Note that at the beginning of the second iteration there are 7 shuffle operations before the first item is eventually ventilated.

Proposed fix

This can be fixed easily by first checking whether the queue has room, and only if it does then shuffle and ventilate:


class FixedConcurrentVentilator(ConcurrentVentilator):
    def _ventilate(self):
        while True:
            # Stop condition is when no iterations are remaining or there are no items to ventilate
            if self.completed():
                break

            # Block until queue has room, but use continue to allow for checking if stop has been called
            if self._ventilated_items_count - self._processed_items_count >= self._max_ventilation_queue_size:
                sleep(self._ventilation_interval)
                print(f"_current_item_to_ventilate: {self._current_item_to_ventilate} - waiting for room in the queue")
                continue

            # If we are ventilating the first item, we check if we would like to randomize the item order
            if self._current_item_to_ventilate == 0 and self._randomize_item_order:
                print(f"_current_item_to_ventilate: {self._current_item_to_ventilate} - shuffling")
                self._random_state.shuffle(self._items_to_ventilate)
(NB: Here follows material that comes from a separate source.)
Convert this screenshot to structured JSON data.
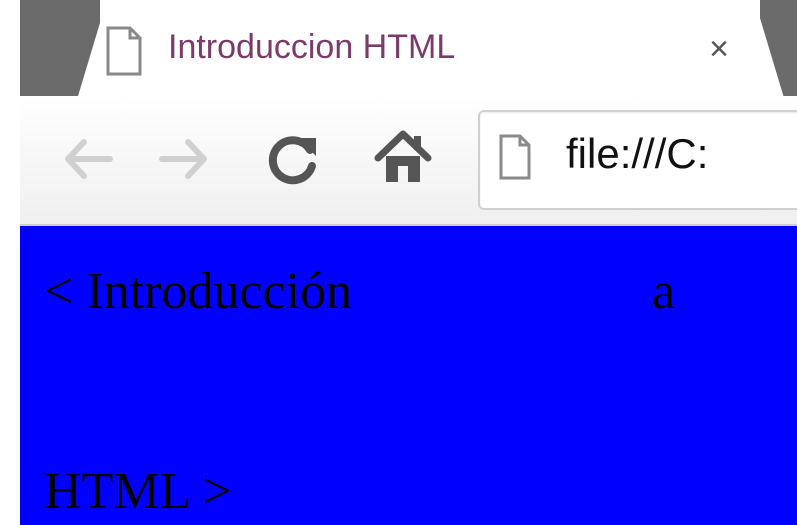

            item_to_ventilate = self._items_to_ventilate[self._current_item_to_ventilate]
            print(f"_current_item_to_ventilate: {self._current_item_to_ventilate} - ventilating")
            self._ventilate_fn(**item_to_ventilate)
            self._current_item_to_ventilate += 1
            self._ventilated_items_count += 1

            if self._current_item_to_ventilate >= len(self._items_to_ventilate):
                self._current_item_to_ventilate = 0
                # If iterations was set to None, that means we will iterate until stop is called
                if self._iterations_remaining is not None:
                    self._iterations_remaining -= 1

Example output of running the same example code as above but with FixedConcurrentVentilator instead of DebugConcurrentVentilator:

_current_item_to_ventilate: 0 - shuffling
_current_item_to_ventilate: 0 - ventilating
_current_item_to_ventilate: 1 - waiting for room in the queue
_current_item_to_ventilate: 1 - waiting for room in the queue
_current_item_to_ventilate: 1 - waiting for room in the queue
_current_item_to_ventilate: 1 - waiting for room in the queue
_current_item_to_ventilate: 1 - waiting for room in the queue
_current_item_to_ventilate: 1 - waiting for room in the queue
_current_item_to_ventilate: 1 - ventilating
_current_item_to_ventilate: 2 - waiting for room in the queue
_current_item_to_ventilate: 2 - waiting for room in the queue
_current_item_to_ventilate: 2 - waiting for room in the queue
_current_item_to_ventilate: 2 - waiting for room in the queue
_current_item_to_ventilate: 2 - ventilating
_current_item_to_ventilate: 0 - waiting for room in the queue
_current_item_to_ventilate: 0 - waiting for room in the queue
_current_item_to_ventilate: 0 - waiting for room in the queue
_current_item_to_ventilate: 0 - shuffling
_current_item_to_ventilate: 0 - ventilating
_current_item_to_ventilate: 1 - waiting for room in the queue
_current_item_to_ventilate: 1 - waiting for room in the queue
_current_item_to_ventilate: 1 - waiting for room in the queue
_current_item_to_ventilate: 1 - waiting for room in the queue
_current_item_to_ventilate: 1 - ventilating
_current_item_to_ventilate: 2 - waiting for room in the queue
_current_item_to_ventilate: 2 - waiting for room in the queue
_current_item_to_ventilate: 2 - waiting for room in the queue
_current_item_to_ventilate: 2 - waiting for room in the queue
_current_item_to_ventilate: 2 - ventilating

Note that there is exactly one shuffle operation at the beginning of each iteration.